Politik Von der Schweiz lernen

Schweiz Foto: Matthias Rathmann

Es geht auch anders: Unsere Nachbarn zeigen, wie eine vorausschauende Finanzierung in der Straßenverkehrs-Infrastruktur aussehen könnte.

Der kluge Mann baut vor, heißt es in Schillers Wilhelm Tell. Die Schweizer haben sich diese Maxime in Bezug auf ihre Infrastruktur zu Herzen genommen. Nachdem sie bereits die Finanzierung der Schiene dauerhaft abgesichert haben, stehen weitere Maßnahmen für die Straße auf der Tagesordnung. Nationalstraßen- und Agglomerationsverkehrsfonds (NAF) heißt es etwas umständlich. Angesichts des Instandhaltungsdesasters hierzulande könnte die Initiative der Schweizer Regierung ein Vorbild sein. Sie will einen unbefristeten Fonds in der Verfassung verankern, eine Zweckbindung der Automobilsteuer und eine Erhöhung der Mineralölsteuer.

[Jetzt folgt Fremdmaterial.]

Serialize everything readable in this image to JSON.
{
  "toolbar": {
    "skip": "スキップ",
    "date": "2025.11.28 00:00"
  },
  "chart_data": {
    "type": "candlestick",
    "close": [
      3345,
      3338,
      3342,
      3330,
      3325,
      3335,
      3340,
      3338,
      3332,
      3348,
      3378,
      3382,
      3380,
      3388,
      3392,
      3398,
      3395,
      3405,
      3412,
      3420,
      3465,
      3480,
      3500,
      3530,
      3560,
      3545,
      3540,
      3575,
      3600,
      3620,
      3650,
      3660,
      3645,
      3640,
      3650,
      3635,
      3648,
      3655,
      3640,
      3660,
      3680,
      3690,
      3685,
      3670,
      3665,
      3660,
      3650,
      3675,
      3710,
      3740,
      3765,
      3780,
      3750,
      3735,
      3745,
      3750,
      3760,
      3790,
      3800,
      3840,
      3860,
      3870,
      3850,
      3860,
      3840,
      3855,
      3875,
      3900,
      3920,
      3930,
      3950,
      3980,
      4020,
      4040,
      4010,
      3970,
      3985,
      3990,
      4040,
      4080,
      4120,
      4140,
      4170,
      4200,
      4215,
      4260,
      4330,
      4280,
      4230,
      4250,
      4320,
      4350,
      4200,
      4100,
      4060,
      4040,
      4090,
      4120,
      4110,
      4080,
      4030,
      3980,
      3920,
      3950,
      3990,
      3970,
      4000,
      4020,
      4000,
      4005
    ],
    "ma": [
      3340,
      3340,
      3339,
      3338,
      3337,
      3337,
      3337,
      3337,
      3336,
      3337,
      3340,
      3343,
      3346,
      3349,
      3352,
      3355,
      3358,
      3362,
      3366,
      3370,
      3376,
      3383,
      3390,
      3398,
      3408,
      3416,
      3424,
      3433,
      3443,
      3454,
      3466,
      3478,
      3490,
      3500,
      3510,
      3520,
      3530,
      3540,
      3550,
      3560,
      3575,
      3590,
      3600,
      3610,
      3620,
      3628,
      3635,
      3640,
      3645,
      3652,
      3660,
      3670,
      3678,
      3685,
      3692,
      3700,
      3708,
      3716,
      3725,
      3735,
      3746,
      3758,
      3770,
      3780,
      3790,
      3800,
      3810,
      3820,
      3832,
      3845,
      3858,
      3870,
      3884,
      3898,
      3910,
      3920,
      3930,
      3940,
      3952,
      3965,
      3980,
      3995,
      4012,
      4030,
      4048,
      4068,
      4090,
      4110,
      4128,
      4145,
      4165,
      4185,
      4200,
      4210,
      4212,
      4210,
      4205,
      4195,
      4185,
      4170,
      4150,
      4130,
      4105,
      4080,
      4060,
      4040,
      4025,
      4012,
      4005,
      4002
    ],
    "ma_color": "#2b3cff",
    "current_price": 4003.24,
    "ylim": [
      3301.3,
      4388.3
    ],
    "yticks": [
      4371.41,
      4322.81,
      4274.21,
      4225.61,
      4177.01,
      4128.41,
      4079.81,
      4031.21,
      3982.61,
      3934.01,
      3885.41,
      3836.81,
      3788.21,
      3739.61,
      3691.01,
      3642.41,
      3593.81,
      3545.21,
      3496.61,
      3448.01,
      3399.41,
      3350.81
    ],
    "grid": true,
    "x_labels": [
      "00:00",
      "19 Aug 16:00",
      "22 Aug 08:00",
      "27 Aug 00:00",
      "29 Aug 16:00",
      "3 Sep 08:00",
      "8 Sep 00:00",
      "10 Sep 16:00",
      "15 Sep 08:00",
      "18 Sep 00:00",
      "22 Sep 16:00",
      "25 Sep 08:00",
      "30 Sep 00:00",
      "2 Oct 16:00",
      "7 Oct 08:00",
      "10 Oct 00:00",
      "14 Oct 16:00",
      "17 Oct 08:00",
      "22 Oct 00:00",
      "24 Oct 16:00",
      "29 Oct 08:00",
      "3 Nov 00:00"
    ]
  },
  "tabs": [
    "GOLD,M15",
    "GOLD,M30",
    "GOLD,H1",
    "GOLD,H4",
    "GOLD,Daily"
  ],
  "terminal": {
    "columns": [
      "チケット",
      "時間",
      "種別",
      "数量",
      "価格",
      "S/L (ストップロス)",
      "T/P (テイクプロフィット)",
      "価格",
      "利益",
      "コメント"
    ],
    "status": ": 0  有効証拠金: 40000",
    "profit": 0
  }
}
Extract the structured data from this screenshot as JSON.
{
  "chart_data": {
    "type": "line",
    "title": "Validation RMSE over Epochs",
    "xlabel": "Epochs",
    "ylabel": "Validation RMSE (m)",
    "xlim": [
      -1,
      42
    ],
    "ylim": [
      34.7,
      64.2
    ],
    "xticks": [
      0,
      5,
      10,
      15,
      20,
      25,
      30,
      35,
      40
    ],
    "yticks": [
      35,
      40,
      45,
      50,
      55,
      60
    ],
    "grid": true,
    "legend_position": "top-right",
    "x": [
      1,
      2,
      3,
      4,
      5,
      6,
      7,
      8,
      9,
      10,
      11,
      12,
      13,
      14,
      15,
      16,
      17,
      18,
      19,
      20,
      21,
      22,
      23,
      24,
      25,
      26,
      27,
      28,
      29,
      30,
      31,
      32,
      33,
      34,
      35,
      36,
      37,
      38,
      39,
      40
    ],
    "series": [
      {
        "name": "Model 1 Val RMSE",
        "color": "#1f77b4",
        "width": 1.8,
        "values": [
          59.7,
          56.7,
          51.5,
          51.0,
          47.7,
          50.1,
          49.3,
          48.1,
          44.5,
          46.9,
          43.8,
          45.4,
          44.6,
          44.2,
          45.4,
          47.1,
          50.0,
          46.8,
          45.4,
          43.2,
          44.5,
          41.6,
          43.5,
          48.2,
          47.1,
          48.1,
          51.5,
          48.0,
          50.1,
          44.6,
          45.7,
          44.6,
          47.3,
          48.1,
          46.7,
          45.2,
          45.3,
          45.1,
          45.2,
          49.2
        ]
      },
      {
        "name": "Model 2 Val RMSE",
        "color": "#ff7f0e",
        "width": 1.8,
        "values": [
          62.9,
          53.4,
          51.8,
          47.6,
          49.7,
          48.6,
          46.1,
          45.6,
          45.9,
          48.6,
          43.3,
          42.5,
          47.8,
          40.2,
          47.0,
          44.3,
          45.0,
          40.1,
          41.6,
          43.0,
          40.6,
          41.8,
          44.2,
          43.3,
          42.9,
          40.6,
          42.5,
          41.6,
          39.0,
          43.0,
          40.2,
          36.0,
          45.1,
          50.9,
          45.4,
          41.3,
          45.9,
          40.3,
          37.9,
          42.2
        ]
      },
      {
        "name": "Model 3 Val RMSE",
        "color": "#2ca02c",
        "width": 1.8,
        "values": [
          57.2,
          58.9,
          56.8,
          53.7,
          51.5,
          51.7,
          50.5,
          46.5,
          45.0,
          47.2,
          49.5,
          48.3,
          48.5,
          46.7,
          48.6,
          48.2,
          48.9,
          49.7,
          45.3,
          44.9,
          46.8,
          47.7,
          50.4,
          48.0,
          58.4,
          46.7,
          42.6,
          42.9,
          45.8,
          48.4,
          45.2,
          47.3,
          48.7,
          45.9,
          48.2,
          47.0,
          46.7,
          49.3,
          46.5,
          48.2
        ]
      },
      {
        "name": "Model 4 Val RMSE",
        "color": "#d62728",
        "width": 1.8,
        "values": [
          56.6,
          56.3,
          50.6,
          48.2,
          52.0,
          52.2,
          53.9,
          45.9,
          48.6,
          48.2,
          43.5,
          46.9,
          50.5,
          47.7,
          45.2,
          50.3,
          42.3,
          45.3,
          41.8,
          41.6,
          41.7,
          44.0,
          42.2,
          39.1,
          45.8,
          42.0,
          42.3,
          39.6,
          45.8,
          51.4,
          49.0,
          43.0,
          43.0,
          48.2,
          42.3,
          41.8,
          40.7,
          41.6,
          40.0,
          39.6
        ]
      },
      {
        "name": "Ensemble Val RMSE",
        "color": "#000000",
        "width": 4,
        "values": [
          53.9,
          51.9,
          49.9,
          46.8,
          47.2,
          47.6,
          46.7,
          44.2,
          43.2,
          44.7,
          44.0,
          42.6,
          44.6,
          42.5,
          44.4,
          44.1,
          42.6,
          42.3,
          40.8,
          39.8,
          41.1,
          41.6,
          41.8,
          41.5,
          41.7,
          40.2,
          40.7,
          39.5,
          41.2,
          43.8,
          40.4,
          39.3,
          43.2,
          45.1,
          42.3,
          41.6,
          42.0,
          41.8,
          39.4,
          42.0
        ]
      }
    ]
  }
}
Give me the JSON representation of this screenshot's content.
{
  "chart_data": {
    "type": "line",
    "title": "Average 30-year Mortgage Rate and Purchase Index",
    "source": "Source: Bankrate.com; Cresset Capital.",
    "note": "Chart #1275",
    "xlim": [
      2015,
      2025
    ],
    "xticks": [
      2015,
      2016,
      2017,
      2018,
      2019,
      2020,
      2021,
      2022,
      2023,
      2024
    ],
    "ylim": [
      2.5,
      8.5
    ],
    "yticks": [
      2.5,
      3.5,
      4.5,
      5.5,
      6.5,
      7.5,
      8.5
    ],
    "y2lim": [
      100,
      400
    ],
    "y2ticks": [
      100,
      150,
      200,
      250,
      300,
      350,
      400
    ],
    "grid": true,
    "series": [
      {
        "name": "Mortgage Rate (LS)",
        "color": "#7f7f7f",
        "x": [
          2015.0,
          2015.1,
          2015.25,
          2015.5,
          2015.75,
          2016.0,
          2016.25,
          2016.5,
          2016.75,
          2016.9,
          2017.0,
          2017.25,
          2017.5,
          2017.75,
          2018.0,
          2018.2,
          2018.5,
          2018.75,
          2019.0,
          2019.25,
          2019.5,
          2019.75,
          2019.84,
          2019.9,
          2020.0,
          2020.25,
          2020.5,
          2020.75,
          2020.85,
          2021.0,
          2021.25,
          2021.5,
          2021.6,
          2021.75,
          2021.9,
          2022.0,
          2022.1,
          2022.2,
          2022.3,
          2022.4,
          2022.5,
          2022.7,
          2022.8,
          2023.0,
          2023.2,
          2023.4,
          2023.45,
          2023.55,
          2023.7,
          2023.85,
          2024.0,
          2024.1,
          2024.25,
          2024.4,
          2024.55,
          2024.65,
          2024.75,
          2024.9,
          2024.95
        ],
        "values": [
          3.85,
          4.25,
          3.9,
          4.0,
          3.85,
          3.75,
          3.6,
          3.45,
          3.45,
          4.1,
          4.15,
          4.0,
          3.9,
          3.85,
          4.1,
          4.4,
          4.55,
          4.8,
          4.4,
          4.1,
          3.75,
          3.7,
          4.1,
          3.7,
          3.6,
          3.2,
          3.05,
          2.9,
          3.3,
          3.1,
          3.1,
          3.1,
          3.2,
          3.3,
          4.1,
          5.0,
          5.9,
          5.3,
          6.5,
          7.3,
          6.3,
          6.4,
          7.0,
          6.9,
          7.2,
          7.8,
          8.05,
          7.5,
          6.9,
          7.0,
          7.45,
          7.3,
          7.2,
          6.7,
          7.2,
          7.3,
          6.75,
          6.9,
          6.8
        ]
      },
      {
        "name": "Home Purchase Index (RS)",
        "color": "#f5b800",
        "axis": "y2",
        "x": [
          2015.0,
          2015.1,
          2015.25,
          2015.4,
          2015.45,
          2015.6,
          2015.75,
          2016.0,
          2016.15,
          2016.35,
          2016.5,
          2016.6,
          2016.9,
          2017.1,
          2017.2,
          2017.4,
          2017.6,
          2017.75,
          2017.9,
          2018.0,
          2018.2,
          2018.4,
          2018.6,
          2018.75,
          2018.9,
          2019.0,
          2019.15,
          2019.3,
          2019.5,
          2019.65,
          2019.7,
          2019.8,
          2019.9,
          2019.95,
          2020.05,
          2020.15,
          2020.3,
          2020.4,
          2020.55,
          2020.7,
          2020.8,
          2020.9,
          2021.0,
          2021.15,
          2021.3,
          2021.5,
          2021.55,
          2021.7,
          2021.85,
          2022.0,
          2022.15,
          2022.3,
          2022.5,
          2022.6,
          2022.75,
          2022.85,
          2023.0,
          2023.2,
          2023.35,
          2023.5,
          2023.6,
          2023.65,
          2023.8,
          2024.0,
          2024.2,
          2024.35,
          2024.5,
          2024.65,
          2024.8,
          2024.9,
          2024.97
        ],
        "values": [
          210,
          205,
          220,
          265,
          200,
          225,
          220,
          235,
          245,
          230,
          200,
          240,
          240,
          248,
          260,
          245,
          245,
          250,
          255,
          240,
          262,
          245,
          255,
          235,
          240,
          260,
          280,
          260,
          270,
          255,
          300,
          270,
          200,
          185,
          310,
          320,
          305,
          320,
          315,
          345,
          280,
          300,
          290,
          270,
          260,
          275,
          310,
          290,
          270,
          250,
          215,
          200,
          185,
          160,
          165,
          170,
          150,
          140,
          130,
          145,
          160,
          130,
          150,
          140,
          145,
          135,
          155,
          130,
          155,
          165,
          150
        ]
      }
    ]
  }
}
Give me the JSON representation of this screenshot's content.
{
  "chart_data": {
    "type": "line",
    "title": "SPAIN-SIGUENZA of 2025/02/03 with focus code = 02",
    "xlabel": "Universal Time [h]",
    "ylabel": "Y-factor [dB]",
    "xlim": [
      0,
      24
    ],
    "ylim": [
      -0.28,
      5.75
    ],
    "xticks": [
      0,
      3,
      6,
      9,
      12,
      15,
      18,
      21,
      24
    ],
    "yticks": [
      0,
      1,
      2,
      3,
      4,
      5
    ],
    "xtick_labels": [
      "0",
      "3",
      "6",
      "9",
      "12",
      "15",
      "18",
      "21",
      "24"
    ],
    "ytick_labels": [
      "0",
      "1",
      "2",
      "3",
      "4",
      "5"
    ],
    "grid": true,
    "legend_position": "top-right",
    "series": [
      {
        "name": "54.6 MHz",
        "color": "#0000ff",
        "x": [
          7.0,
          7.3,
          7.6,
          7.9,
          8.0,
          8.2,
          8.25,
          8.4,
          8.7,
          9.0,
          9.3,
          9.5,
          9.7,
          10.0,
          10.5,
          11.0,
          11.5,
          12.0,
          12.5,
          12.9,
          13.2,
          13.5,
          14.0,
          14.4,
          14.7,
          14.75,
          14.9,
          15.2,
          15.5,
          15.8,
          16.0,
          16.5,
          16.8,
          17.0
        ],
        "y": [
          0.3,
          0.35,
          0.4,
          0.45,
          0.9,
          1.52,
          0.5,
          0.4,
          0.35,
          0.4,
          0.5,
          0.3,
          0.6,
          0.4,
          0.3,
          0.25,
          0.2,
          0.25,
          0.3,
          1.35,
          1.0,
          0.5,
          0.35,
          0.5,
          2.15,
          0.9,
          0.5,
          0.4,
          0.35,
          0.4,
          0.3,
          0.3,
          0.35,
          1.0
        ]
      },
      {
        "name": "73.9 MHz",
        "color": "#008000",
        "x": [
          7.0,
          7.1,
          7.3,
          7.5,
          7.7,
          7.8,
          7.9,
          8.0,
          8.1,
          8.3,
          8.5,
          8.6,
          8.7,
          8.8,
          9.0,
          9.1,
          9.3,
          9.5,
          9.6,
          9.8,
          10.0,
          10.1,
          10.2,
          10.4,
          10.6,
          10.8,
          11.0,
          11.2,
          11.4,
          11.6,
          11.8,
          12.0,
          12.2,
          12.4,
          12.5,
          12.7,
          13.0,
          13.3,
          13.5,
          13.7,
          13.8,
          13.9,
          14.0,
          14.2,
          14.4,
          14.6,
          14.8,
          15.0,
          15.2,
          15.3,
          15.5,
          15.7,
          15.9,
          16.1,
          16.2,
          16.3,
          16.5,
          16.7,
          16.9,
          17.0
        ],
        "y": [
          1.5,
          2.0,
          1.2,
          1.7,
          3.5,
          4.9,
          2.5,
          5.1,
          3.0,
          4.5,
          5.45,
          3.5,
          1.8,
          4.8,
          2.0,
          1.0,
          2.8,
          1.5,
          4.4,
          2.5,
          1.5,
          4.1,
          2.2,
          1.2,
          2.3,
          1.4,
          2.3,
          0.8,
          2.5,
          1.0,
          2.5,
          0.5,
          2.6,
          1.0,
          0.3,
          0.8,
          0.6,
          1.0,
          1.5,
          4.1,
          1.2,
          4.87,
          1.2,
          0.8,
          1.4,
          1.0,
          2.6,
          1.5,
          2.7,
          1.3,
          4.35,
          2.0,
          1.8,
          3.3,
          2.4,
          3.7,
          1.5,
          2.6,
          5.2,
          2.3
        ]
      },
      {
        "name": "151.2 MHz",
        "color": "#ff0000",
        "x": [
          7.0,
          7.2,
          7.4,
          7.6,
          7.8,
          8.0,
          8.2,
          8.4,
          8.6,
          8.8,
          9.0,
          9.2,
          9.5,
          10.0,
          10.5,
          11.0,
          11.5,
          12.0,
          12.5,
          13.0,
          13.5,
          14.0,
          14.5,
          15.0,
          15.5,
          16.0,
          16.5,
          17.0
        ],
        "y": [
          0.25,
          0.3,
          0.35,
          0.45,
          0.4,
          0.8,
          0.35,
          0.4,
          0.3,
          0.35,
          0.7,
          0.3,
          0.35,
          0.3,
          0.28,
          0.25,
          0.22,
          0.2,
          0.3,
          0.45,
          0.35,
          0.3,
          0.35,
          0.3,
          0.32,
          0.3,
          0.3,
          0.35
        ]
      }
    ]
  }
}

Mehr Fahrzeuge, höhere Kosten

Seit 50 Jahren ist die Finanzierung des Straßennetzes in der Verfassung festgelegt, sagte Thomas Rohrbach vom Bundesamt für Straßen. Im Gegensatz zu Deutschland befinden sich die Schweizer Autobahnen und Bundesstraßen in einem guten Zustand. Wenn Brücken gesperrt werden müssen, ist in der Regel ein Steinschlag oder ein Bergrutsch die Ursache.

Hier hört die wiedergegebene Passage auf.